La stratégie de réserve de Tether s'appuie plutôt sur des titres du Trésor américain et d'autres actifs diversifiés à l'échelle mondiale, ce qui rend le cadre MiCA incompatible avec son modèle existant.
Le retrait de l'entreprise du marché européen s'est opéré bien avant l'échéance finale. Tether a abandonné son stablecoin EURT indexé sur l'euro en 2024, tandis que le support de change pour l'USDT a progressivement disparu au cours des mois suivants.
Coinbase Europe a radié le jeton en décembre 2024, Crypto.com a suivi en janvier 2025, Binance a restreint les paires de trading USDT européennes en mars 2025 et Kraken a d'abord déplacé les utilisateurs vers un modèle de vente uniquement avant de mettre fin complètement au support.
Les données sur l’adoption de MiCA illustrent également à quel point le processus d’octroi de licences a été sélectif. Avant la date limite du 1er juillet, seules 244 licences MiCA avaient été délivrées dans l'Union européenne, tandis que plusieurs sociétés de cryptographie ont choisi d'étendre leurs opérations à partir de juridictions telles que Dubaï au lieu de demander une autorisation dans le nouveau cadre du bloc.
L'USDC renforce sa position tandis que Tether conserve ses partenariats européens
Alors que Tether s'éloignait du processus de licence, Circle a adopté l'approche inverse en obtenant une licence d'établissement de monnaie électronique (EMI) en France. L'autorisation peut être délivrée dans les 27 États membres de l'Union européenne, permettant à l'USDC et à l'EURC d'opérer sous MiCA. Leur statut conforme en a fait les principales pièces stables adossées au dollar et à l'euro disponibles sur les plateformes de trading européennes sous licence.
La transition a également contraint les fournisseurs de liquidités à s’adapter. Selon le rapport, les teneurs de marché qui cotaient auparavant les paires USDT ont commencé à reconstituer la liquidité autour de l'USDC, car les bourses réglementées ne peuvent plus proposer de négociation d'USDT au sein de l'Union européenne.

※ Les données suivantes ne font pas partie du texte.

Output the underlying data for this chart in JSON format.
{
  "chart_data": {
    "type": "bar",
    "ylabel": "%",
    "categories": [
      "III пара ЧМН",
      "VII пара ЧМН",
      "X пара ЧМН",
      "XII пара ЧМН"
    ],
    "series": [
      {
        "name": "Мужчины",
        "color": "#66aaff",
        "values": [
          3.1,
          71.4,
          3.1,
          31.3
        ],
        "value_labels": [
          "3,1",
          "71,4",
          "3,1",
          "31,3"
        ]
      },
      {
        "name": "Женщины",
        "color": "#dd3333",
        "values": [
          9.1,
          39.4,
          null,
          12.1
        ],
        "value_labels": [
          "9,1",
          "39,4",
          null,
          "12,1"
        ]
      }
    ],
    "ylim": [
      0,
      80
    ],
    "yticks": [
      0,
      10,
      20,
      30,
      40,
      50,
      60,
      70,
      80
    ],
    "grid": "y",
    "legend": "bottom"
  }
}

Malgré cela, Tether n’a pas complètement quitté l’écosystème des actifs numériques de la région. Des sociétés telles que StablR et Oobit ont lancé des pièces stables, EURR et USDR conformes à MiCA, en utilisant la plate-forme de tokenisation Hadron de Tether, permettant à l'entreprise de maintenir des partenariats technologiques sans émettre elle-même une pièce stable approuvée par MiCA.
Ailleurs en Europe, 37 banques, dont BNP Paribas et ING, développent un stablecoin commun en euro connu sous le nom de Qivalis, selon le rapport. Le projet vise à fournir une alternative réglementée libellée en euros à mesure que les institutions financières augmentent leur participation au marché des actifs numériques.
Les données d'échange récentes indiquent également un changement de comportement des utilisateurs au-delà de l'Europe. Comme indiqué précédemment par crypto.news, Bybit et OKX ont divulgué des avoirs plus élevés en Bitcoin dans leurs derniers rapports de preuve de réserves, tandis que les soldes USDT ont diminué sur les deux plates-formes, ce qui suggère que certains utilisateurs détiennent moins de liquidités stables.
Dans un rapport distinct de crypto.news, la prime USDT de l'Inde a grimpé au-dessus de 8,5 % après que des mesures coercitives contre les sociétés de transfert de fonds cryptographiques ont perturbé l'approvisionnement national en stablecoin, soulignant comment les réglementations régionales continuent de remodeler les marchés USDT de différentes manières.